The AIIB’s arrival has also encouraged Nakao to think about the ADB’s purpose and how the two can complement each other.
“It’s very nice to have a new institution to think about these things and cooperate.”
The AIIB approved another 13 members in March, taking its membership to a total of 70 countries (three more than the ADB). Pressure to reform the ADB’s shareholder base, meanwhile, seems to be less urgent.
The arrival of the AIIB and the New Development Bank has given China and India an alternative means of raising their global influence, and there is little appetite among the ADB’s shareholders for a change to the status quo.
“Our shareholders are not aiming at expanding the number of countries but for close control over the management of the bank,” said Nakao. “It’s not for me to decide if there are any new ideas among the shareholders.”
Still, there are calls for reform to the way the bank operates. Australia’s Lowy Institute has called for a review of the bank’s graduation policy, which constrains its lending to countries that have reached a certain income per capita.
“The ADB faces a situation where many of its traditional major borrowing partners have already technically passed the income threshold to graduate out of ADB lending, and more will no doubt graduate in the years to come,” said Lowy analysts in a February 2017 report. “This creates issues both around the sustainability of the ADB’s expanded lending, but also the sustainability of the ADB itself.”

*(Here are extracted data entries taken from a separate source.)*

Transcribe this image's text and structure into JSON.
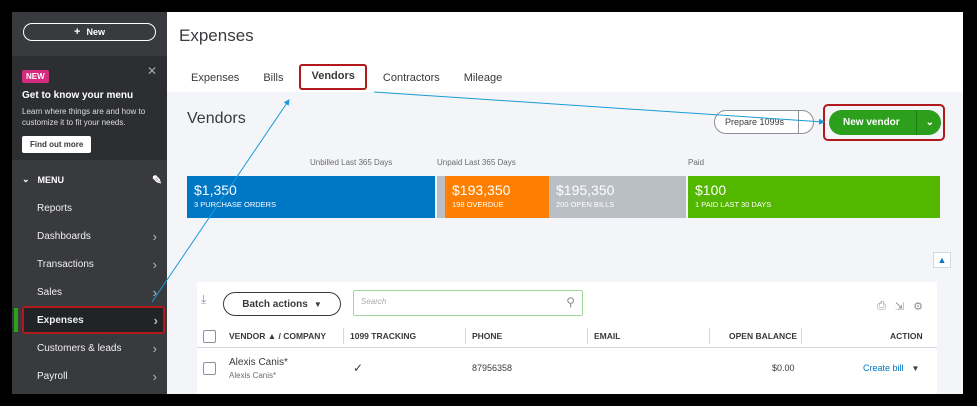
{
  "sidebar": {
    "new_label": "New",
    "promo": {
      "badge": "NEW",
      "title": "Get to know your menu",
      "text": "Learn where things are and how to customize it to fit your needs.",
      "button": "Find out more"
    },
    "menu_label": "MENU",
    "items": [
      {
        "label": "Reports"
      },
      {
        "label": "Dashboards"
      },
      {
        "label": "Transactions"
      },
      {
        "label": "Sales"
      },
      {
        "label": "Expenses"
      },
      {
        "label": "Customers & leads"
      },
      {
        "label": "Payroll"
      }
    ]
  },
  "header": {
    "title": "Expenses",
    "tabs": [
      {
        "label": "Expenses"
      },
      {
        "label": "Bills"
      },
      {
        "label": "Vendors"
      },
      {
        "label": "Contractors"
      },
      {
        "label": "Mileage"
      }
    ]
  },
  "vendors": {
    "title": "Vendors",
    "prepare_label": "Prepare 1099s",
    "new_vendor_label": "New vendor"
  },
  "money_bar": {
    "unbilled_label": "Unbilled Last 365 Days",
    "unpaid_label": "Unpaid Last 365 Days",
    "paid_label": "Paid",
    "segments": [
      {
        "amount": "$1,350",
        "caption": "3 PURCHASE ORDERS",
        "color": "#0077c5"
      },
      {
        "amount": "$193,350",
        "caption": "198 OVERDUE",
        "color": "#ff8000"
      },
      {
        "amount": "$195,350",
        "caption": "200 OPEN BILLS",
        "color": "#babec5"
      },
      {
        "amount": "$100",
        "caption": "1 PAID LAST 30 DAYS",
        "color": "#53b700"
      }
    ]
  },
  "table": {
    "batch_label": "Batch actions",
    "search_placeholder": "Search",
    "columns": {
      "vendor": "VENDOR ▲ / COMPANY",
      "tracking": "1099 TRACKING",
      "phone": "PHONE",
      "email": "EMAIL",
      "balance": "OPEN BALANCE",
      "action": "ACTION"
    },
    "rows": [
      {
        "vendor": "Alexis Canis*",
        "company": "Alexis Canis*",
        "tracking": "✓",
        "phone": "87956358",
        "email": "",
        "balance": "$0.00",
        "action": "Create bill"
      }
    ]
  }
}
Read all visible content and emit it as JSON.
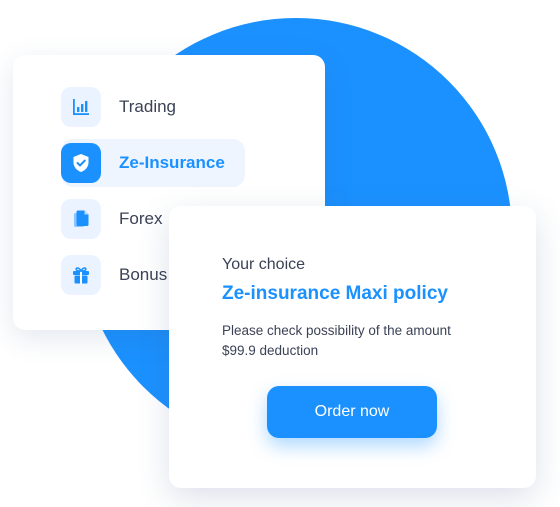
{
  "colors": {
    "accent": "#1b91ff",
    "text": "#3b4256",
    "icon_bg": "#eaf3ff",
    "active_bg": "#eef5ff"
  },
  "menu": {
    "items": [
      {
        "label": "Trading",
        "icon": "bar-chart-icon",
        "active": false
      },
      {
        "label": "Ze-Insurance",
        "icon": "shield-check-icon",
        "active": true
      },
      {
        "label": "Forex",
        "icon": "documents-icon",
        "active": false
      },
      {
        "label": "Bonus",
        "icon": "gift-icon",
        "active": false
      }
    ]
  },
  "choice": {
    "caption": "Your choice",
    "title": "Ze-insurance Maxi policy",
    "description": "Please check possibility of the amount $99.9 deduction",
    "button_label": "Order now"
  }
}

“A short supply of development finance in middle-income countries across Asia, combined with the need to still address poverty in these countries, means there are no development grounds that justify the ADB’s graduation policy.”
Nakao says the graduation policy is under review, but emphasises that the ADB has an important role to play in supporting middle-income countries.
“Finance combined with knowledge is a very effective tool to help these countries,” he said.
“As far as those countries want our support, we can continue to support them. It’s a very effective way of engaging middle-income countries in better directions – in line with COP21, the SDGs and so on.”
A further capital raising appears unlikely in the immediate future, following 2015’s restructuring and a replenishment of the concessional Asia Development Fund in 2016.
Nakao, however, is not ruling anything out.
“Of course it is better to have increased capital, but because of the merger (of the concessional and ordinary resources) at this moment we can increase our lending without further additional money,” he said.
This year’s 50th annual meeting in Yokohama is an opportunity to celebrate the ADB’s achievements over the last five decades. For Nakao, it is also a moment to reflect on how the bank can build on its strengths in the years to come.
When the ADB opened its doors in late 1966, its first president described it as a ‘family doctor’ for Asian countries. It’s a metaphor Nakao has used more than once in anniversary speeches, and one that fits well with the bank’s changing mission. It may have started out dealing with the young and sick, but the ADB will always need to upgrade its services as its patients grow up.
(This article has been updated to correct the year of the ADB’s first bond sale in paragraph 7.)